Stephen Colebourne has a great idea: How about creating a version of Java that is not backwards-compatible? That would mean that it could lose some of its weird and/or hard-to-learn features, while still being recognizably Java and without suffering from the feature overload of some of its competitors. Colebourne also lists three features that BiJava (backwards-incompatible Java) should have: no primitives, nullable types, equals operator. Observations:
- Avoid feature overload: Larry Wall’s oft-cited saying “there is more than one way of doing things” to me is the very definition of bad language design. Scala and Clojure might suffer from this problem (disclaimer: I still don’t know these languages well enough for an informed opinion).
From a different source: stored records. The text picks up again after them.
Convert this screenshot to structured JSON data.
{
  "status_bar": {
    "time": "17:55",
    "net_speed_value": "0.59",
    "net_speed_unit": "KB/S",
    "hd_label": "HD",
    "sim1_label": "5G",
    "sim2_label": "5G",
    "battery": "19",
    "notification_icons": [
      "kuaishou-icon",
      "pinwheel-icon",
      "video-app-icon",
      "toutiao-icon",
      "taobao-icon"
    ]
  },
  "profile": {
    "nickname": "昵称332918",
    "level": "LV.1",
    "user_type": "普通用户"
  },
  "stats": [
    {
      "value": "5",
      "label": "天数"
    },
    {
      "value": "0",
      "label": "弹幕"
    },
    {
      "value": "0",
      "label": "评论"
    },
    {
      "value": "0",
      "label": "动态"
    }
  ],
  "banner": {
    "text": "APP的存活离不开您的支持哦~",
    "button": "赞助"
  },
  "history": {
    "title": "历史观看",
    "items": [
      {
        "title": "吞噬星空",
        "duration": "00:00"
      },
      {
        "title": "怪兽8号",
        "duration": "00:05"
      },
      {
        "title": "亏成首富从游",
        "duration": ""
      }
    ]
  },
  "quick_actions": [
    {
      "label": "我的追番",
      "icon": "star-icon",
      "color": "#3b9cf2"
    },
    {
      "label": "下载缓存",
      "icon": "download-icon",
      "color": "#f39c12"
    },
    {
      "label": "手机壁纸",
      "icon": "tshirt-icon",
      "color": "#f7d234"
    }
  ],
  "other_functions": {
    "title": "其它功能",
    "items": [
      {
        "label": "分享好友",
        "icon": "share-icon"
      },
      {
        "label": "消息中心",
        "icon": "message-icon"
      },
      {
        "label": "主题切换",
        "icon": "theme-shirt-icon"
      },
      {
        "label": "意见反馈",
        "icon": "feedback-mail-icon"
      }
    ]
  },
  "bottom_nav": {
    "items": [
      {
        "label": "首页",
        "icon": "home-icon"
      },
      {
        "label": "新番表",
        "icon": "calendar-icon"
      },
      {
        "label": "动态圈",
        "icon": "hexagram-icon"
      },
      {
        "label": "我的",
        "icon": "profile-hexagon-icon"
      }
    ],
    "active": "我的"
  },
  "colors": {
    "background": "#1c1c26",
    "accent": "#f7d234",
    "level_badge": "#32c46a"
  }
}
- Typing method parameters is great: It allows one to do static checking and documents what’s going on. Languages with algebraic types (ML, Haskell) tend to have even more custom types; they even wrap the type where in Java, one would probably use naked strings. A great practice.
- I would also argue that (a simple version of) closures should completely replace inner classes. They are immensely confusing to newcomers and not needed if you have closures. Smalltalk and (the partially Smalltalk-inspired) Ruby show that closures and object-orientation are not antithetical.
- Groovy++ looks interesting, sometimes it seems to stray too far from Java (why in hell are semicolons optional?). [As an aside: Groovy++, please get a proper home page, for those of us who are banned from Google Groups.]
- ABCL (Armed Bear Common Lisp) is also worth checking out. I love their tongue-in-cheek slogan “The right of the people to keep and arm bears shall not be infringed!”. Like Clojure, ABCL is Lisp, but closely emulates Common Lisp which means it is a simpler language.